原監督の大損を引き起こしたと考えられる原因

では今回の原監督の被害の原因はどこにあり、個人投資家が学ぶべきことは何なのでしょうか?

クレディスイスはUBSに買収されましたから、基本的には救済されたことになります。そうであるにも関わらず、「単なる債券」を買ったと思い込んでいる原監督からすれば、どうして自分のお金が戻って来ないのか、釈然としないのは当然のことでしょう。

「そういう条件になっているから」と言ってしまえば、それまでなのですが、恐らく原監督にAT1債を販売した営業担当者がこの商品を販売するにあたって、リスク要因をしっかり説明したのかどうかという点は大いに疑問です。

現に原監督は、営業担当者に「ローリスク・ローリターンでいいです」と言ったにもかかわらず、当の担当者はAT1債を勧めたと言っています。

債券である以上、発行体が破綻すれば紙切れになるリスクは伴います。ですが、普通社債に比べて弁済順位が低いことや、クレディスイスの経営状況を含めた情報を、この営業担当者はどこまで説明したのでしょうか。

クレディスイス・グループの株価を見ると、2007年4月に70ドル台の高値を付けた後、2020年3月には8ドル台へと、ひたすら下落の一途をたどっています。ちょっと気の利いた証券営業担当者であれば、株価がここまで下落の一途をたどっている以上、何かしら重大な経営問題を抱えていることくらい容易に察することができるはずです。

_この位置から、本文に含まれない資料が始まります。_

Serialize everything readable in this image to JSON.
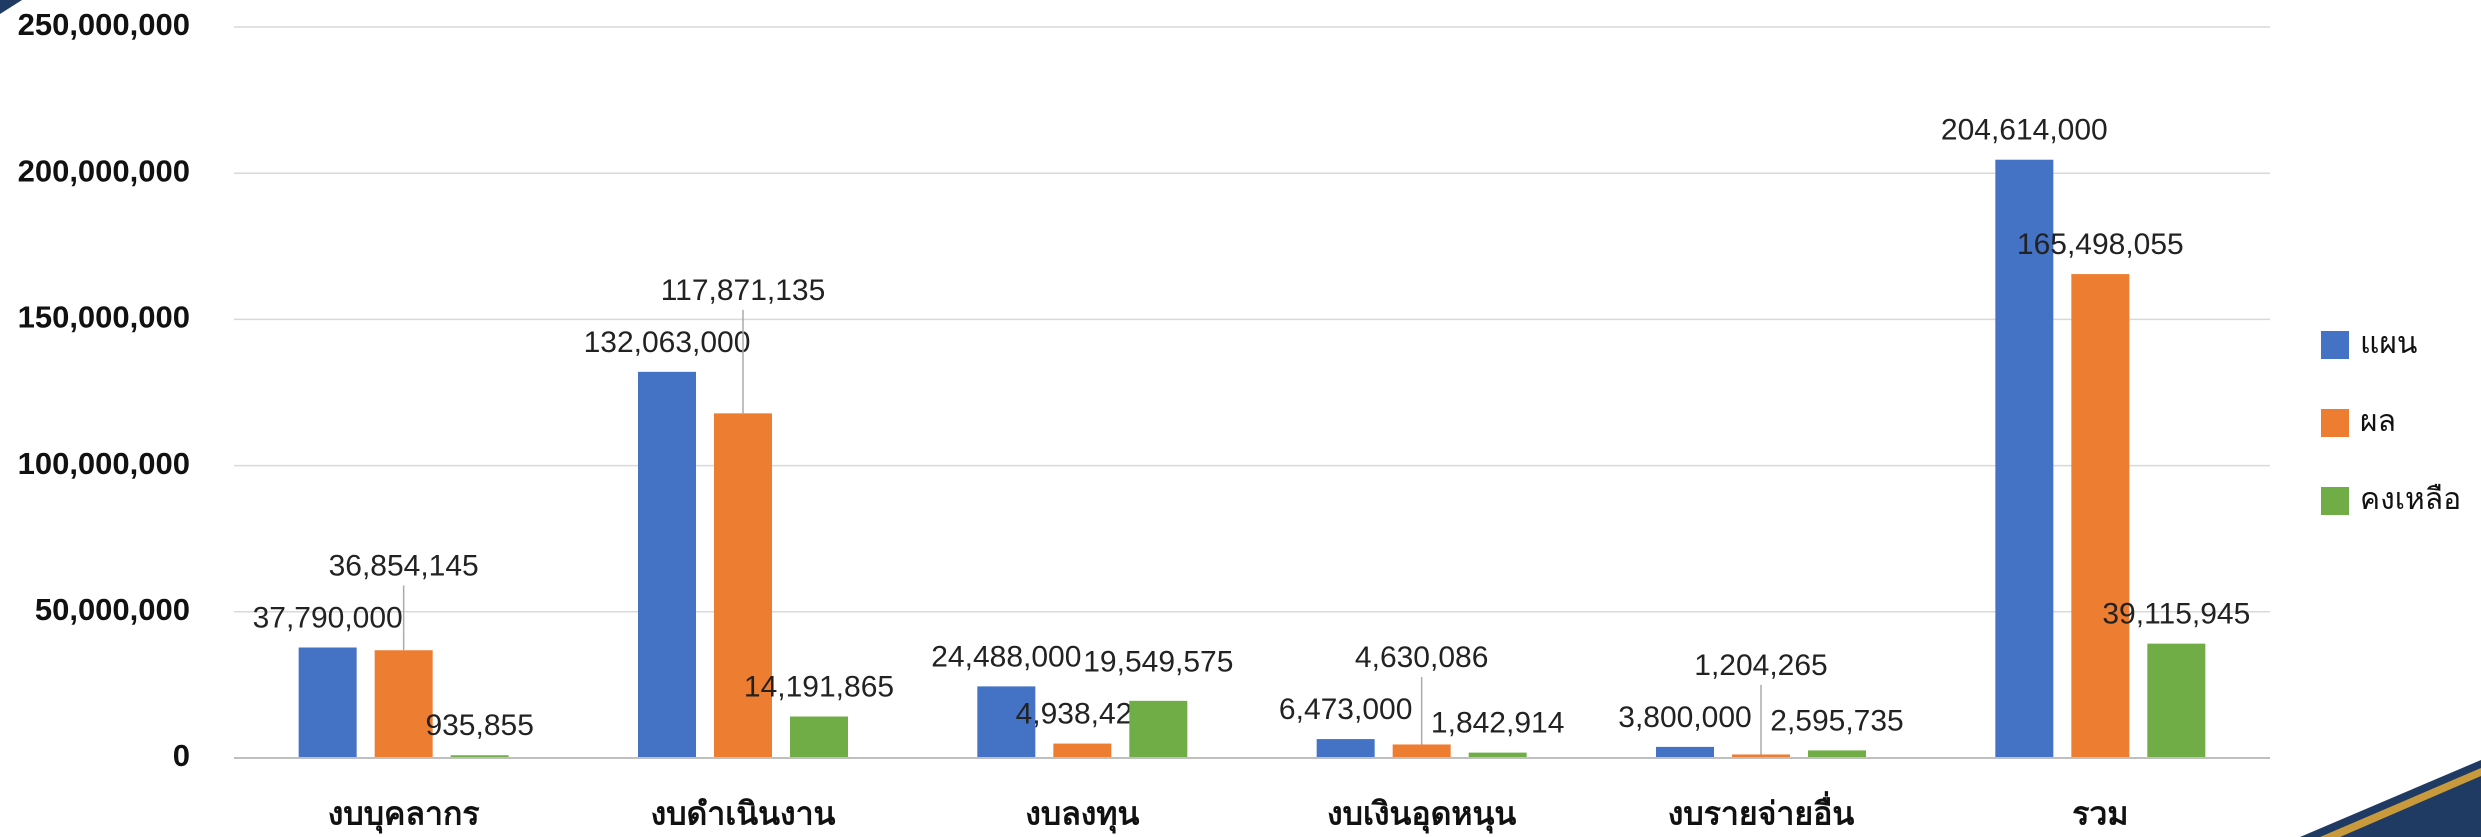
{
  "chart_data": {
    "type": "bar",
    "categories": [
      "งบบุคลากร",
      "งบดำเนินงาน",
      "งบลงทุน",
      "งบเงินอุดหนุน",
      "งบรายจ่ายอื่น",
      "รวม"
    ],
    "series": [
      {
        "name": "แผน",
        "color": "#4472c4",
        "values": [
          37790000,
          132063000,
          24488000,
          6473000,
          3800000,
          204614000
        ],
        "value_labels": [
          "37,790,000",
          "132,063,000",
          "24,488,000",
          "6,473,000",
          "3,800,000",
          "204,614,000"
        ]
      },
      {
        "name": "ผล",
        "color": "#ed7d31",
        "values": [
          36854145,
          117871135,
          4938425,
          4630086,
          1204265,
          165498055
        ],
        "value_labels": [
          "36,854,145",
          "117,871,135",
          "4,938,425",
          "4,630,086",
          "1,204,265",
          "165,498,055"
        ]
      },
      {
        "name": "คงเหลือ",
        "color": "#70ad47",
        "values": [
          935855,
          14191865,
          19549575,
          1842914,
          2595735,
          39115945
        ],
        "value_labels": [
          "935,855",
          "14,191,865",
          "19,549,575",
          "1,842,914",
          "2,595,735",
          "39,115,945"
        ]
      }
    ],
    "ylim": [
      0,
      250000000
    ],
    "yticks": [
      0,
      {
        "value": 50000000,
        "label": "50,000,000"
      },
      {
        "value": 100000000,
        "label": "100,000,000"
      },
      {
        "value": 150000000,
        "label": "150,000,000"
      },
      {
        "value": 200000000,
        "label": "200,000,000"
      },
      {
        "value": 250000000,
        "label": "250,000,000"
      }
    ],
    "grid": true,
    "legend": "right"
  }
}
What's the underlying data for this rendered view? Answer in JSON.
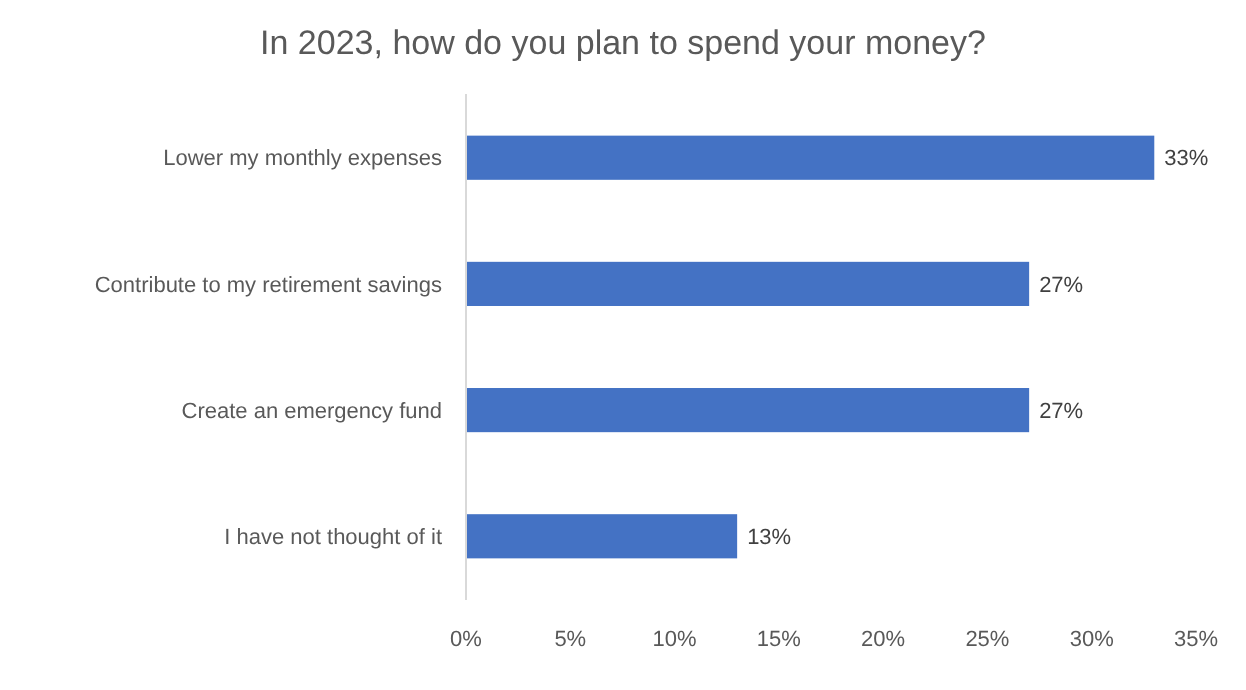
{
  "chart_data": {
    "type": "bar",
    "orientation": "horizontal",
    "title": "In 2023, how do you plan to spend your money?",
    "categories": [
      "Lower my monthly expenses",
      "Contribute to my retirement savings",
      "Create an emergency fund",
      "I have not thought of it"
    ],
    "values": [
      33,
      27,
      27,
      13
    ],
    "value_labels": [
      "33%",
      "27%",
      "27%",
      "13%"
    ],
    "color": "#4472c4",
    "xlim": [
      0,
      35
    ],
    "xticks": [
      {
        "value": 0,
        "label": "0%"
      },
      {
        "value": 5,
        "label": "5%"
      },
      {
        "value": 10,
        "label": "10%"
      },
      {
        "value": 15,
        "label": "15%"
      },
      {
        "value": 20,
        "label": "20%"
      },
      {
        "value": 25,
        "label": "25%"
      },
      {
        "value": 30,
        "label": "30%"
      },
      {
        "value": 35,
        "label": "35%"
      }
    ],
    "grid": false
  }
}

つまり、原監督にクレディスイスのAT1債を勧めた営業担当者は、クレディスイスの破綻リスクを知っていたにもかかわらず、手数料収入を稼ぎたいがために、それを隠して商品を勧めたのか、もしくは単なる無能者かのいずれかであると断言できます。

ただ、「安易な気持ちで投資に乗り出したら、私みたいな被害に遭う。被害に遭うと、人生が台無しになる」という原監督の意見には、いささか賛同しかねます。

インタビューで答えたこの言葉の前後が分からないので、何とも言えませんが、このコメントを聞いて、「投資は怖いからやらない方がいい」と思う人も出てくるでしょう。

今回の問題は、投資そのものが悪いのではなく、リスク説明を怠ってAT1債を販売した証券会社の非を問うべきなのです。